Monsieur le Président,
Par la présente, nous avons l’honneur de vous informer que, conformément à l’article 84 du Règlement de la Chambre des Députés, nous souhaiterions poser une question urgente à Madame le Ministre de l’Intérieur et à Monsieur le Ministre du Logement concerne l’exercice du droit de préemption par les communes.
Dans un arrêt tout récent du 5 janvier 2021 (n°44939C), la Cour administrative vient de préciser l’exercice du droit de préemption par les autorités communales en recadrant certaines exigences découlant du jugement de première instance.
La Cour rappelle dans ce contexte qu’ « Il est sous-jacent à l’économie de la loi pacte logement dès ses origines que le législateur a entendu mettre en place une procédure utile et efficiente de nature à garantir l’objectif visé : celui de permettre aux communes d’acquérir des terrains pour lesquels elles s’engagent à œuvrer dans le sens voulu par la loi, qui consiste essentiellement à dynamiser la création de logements pour personnes économiquement plus faibles, accessoirement celle de travaux d’infrastructures et d’équipements collectifs afférents.
Eu égard aux délais stricts et essentiellement courts impartis – compte tenu de l’importance de la décision à prendre – le seul système utilement praticable au stade actuel et dans les conditions tracées par la loi est celui inspiré par le régime des autorisations d’ester en justice pratiqué depuis longue date par le comité du contentieux et repris par les juridictions de l’ordre administratif, système ci-avant déjà esquissé.
Toujours eu égard aux délais essentiellement courts, il y a lieu d’admettre que l’organe exécutif de la commune, à savoir le collège échevinal, puisse prendre la décision d’exercice du droit de préemption prévu par la loi pacte logement.
En ce que l’opération aboutit nécessairement à faire entrer dans le patrimoine communal un nouvel immeuble, cette acquisition nécessite en plus l’intervention du conseil communal à un stade utile de la procédure. Dès lors, la décision d’exercice du droit de préemption par le collège échevinal n’est envisageable que sous obligation d’entérinement par le conseil communal en temps utile et, en toute occurrence, avant que n’ait lieu la passation de l’acte notarié à dresser, qui, d’après les prévisions de la loi, doit intervenir dans les trois mois de la notification de la décision d’exercice du droit de préemption au notaire, et, le cas échéant, la décision de tutelle du ministre compétent. »

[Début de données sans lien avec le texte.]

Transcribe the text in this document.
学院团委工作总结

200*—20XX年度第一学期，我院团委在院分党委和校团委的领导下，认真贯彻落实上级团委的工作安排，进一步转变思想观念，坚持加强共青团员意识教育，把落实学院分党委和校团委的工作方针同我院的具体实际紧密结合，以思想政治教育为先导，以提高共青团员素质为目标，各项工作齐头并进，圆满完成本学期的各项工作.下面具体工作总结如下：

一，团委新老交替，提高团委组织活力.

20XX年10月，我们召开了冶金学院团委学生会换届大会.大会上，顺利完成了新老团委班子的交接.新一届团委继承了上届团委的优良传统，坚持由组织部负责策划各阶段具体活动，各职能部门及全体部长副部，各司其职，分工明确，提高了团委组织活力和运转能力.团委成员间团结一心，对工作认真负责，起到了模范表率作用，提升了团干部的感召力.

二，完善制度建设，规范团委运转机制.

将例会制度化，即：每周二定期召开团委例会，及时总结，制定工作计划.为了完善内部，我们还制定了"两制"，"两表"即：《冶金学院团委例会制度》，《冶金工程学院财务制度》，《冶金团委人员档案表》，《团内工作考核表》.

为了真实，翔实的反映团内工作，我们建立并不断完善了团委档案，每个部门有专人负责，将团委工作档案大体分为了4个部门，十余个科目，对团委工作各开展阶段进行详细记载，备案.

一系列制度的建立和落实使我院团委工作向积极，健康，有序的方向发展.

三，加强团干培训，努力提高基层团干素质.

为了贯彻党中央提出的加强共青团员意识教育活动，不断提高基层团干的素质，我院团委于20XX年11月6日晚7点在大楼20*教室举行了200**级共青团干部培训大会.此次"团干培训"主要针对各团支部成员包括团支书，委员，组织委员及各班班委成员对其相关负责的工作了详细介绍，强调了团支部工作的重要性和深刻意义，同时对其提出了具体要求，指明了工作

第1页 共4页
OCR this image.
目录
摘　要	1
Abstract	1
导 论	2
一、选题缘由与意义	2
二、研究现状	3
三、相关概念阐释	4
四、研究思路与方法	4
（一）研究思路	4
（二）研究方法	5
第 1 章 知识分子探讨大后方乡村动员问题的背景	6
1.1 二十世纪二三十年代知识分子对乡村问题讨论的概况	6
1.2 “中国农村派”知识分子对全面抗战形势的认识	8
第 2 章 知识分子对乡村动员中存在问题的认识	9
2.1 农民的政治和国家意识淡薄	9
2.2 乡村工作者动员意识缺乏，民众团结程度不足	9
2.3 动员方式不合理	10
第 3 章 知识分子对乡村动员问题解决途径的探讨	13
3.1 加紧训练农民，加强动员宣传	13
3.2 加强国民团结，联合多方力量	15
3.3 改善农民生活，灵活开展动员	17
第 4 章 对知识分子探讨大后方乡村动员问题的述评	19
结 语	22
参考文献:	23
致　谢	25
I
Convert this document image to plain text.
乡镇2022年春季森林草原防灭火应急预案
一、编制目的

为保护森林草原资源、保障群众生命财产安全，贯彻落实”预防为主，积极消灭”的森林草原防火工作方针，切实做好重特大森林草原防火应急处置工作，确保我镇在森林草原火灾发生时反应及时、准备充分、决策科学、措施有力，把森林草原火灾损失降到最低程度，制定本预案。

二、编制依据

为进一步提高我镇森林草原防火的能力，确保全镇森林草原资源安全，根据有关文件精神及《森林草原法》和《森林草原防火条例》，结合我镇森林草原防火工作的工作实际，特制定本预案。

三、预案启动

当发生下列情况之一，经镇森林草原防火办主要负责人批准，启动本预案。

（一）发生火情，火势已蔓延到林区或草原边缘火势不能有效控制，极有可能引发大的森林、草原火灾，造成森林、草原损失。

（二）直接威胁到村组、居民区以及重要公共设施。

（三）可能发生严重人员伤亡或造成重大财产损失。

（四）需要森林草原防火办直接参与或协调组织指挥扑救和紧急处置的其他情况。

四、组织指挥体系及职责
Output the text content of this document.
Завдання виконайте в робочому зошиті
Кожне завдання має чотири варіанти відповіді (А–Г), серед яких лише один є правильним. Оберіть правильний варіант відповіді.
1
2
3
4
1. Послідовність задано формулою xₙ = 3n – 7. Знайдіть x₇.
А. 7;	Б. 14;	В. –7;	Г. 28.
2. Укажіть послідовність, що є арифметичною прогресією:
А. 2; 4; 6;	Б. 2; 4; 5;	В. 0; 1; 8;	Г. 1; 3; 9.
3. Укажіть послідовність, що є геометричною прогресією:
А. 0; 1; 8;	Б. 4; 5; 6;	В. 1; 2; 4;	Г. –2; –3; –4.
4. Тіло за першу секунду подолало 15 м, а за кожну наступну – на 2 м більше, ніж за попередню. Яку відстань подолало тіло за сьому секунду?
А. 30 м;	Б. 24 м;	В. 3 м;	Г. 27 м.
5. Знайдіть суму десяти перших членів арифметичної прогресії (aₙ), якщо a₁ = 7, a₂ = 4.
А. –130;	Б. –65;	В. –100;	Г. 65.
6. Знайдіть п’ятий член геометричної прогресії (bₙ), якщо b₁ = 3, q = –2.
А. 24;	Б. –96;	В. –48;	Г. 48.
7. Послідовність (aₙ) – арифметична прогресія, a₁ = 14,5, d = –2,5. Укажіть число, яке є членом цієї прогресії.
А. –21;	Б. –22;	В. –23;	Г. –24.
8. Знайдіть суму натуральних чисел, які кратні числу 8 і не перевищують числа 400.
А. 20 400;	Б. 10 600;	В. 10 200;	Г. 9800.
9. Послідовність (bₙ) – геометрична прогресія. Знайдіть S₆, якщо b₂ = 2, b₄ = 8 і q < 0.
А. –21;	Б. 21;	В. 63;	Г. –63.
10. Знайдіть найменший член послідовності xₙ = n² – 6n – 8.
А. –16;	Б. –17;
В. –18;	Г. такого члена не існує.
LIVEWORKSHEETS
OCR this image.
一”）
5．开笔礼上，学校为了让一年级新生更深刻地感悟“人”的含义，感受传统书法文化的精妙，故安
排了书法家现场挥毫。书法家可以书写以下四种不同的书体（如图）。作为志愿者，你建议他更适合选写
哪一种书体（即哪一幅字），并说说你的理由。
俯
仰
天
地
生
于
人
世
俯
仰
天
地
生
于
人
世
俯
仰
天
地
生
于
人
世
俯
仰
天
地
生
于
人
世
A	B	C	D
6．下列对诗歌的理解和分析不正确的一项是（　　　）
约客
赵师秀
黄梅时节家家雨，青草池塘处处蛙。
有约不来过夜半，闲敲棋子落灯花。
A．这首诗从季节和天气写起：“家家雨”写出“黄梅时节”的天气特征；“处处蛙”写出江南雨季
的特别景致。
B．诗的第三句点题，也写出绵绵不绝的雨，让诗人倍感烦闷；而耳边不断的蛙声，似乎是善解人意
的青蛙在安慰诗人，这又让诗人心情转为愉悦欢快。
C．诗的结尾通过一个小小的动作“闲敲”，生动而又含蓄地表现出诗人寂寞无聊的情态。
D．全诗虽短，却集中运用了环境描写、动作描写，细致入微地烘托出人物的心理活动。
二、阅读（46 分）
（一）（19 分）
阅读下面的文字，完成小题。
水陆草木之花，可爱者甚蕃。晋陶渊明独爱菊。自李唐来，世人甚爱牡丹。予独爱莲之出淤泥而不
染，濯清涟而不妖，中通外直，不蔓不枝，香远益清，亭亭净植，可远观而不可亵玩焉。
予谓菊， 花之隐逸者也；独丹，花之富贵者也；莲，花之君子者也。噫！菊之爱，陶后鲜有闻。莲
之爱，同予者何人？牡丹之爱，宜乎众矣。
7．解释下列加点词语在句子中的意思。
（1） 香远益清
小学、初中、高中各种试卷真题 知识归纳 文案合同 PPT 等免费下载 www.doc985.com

Elle indique aussi que « le droit d’exercer le droit de préemption comporte nécessairement l’obligation pour la commune préemptante d’indiquer avec clarté et précision l’objectif concret rentrant parmi au moins l’un des trois motifs prévus par la loi – création de logements accessibles pour des personnes économiquement plus faibles – travaux de voirie et d’infrastructure – travaux d’équipements collectifs – en ce que cette indication comporte l’engagement pour la commune de procéder à la réalisation de l’objectif indiqué dans une optique d’application efficiente de la loi conformément à son but. »
Elle conclut donc à l’annulation des décisions communales en ce que « l’autorité communale n’a pas indiqué avec précision le motif pour lequel elle entendait procéder à pareil exercice, étant entendu que par la suite le conseil communal, en entérinant à l’unanimité cette démarche, n’a pas non plus précisé d’une quelconque manière le motif prévu par la loi de nature à la sous-tendre. »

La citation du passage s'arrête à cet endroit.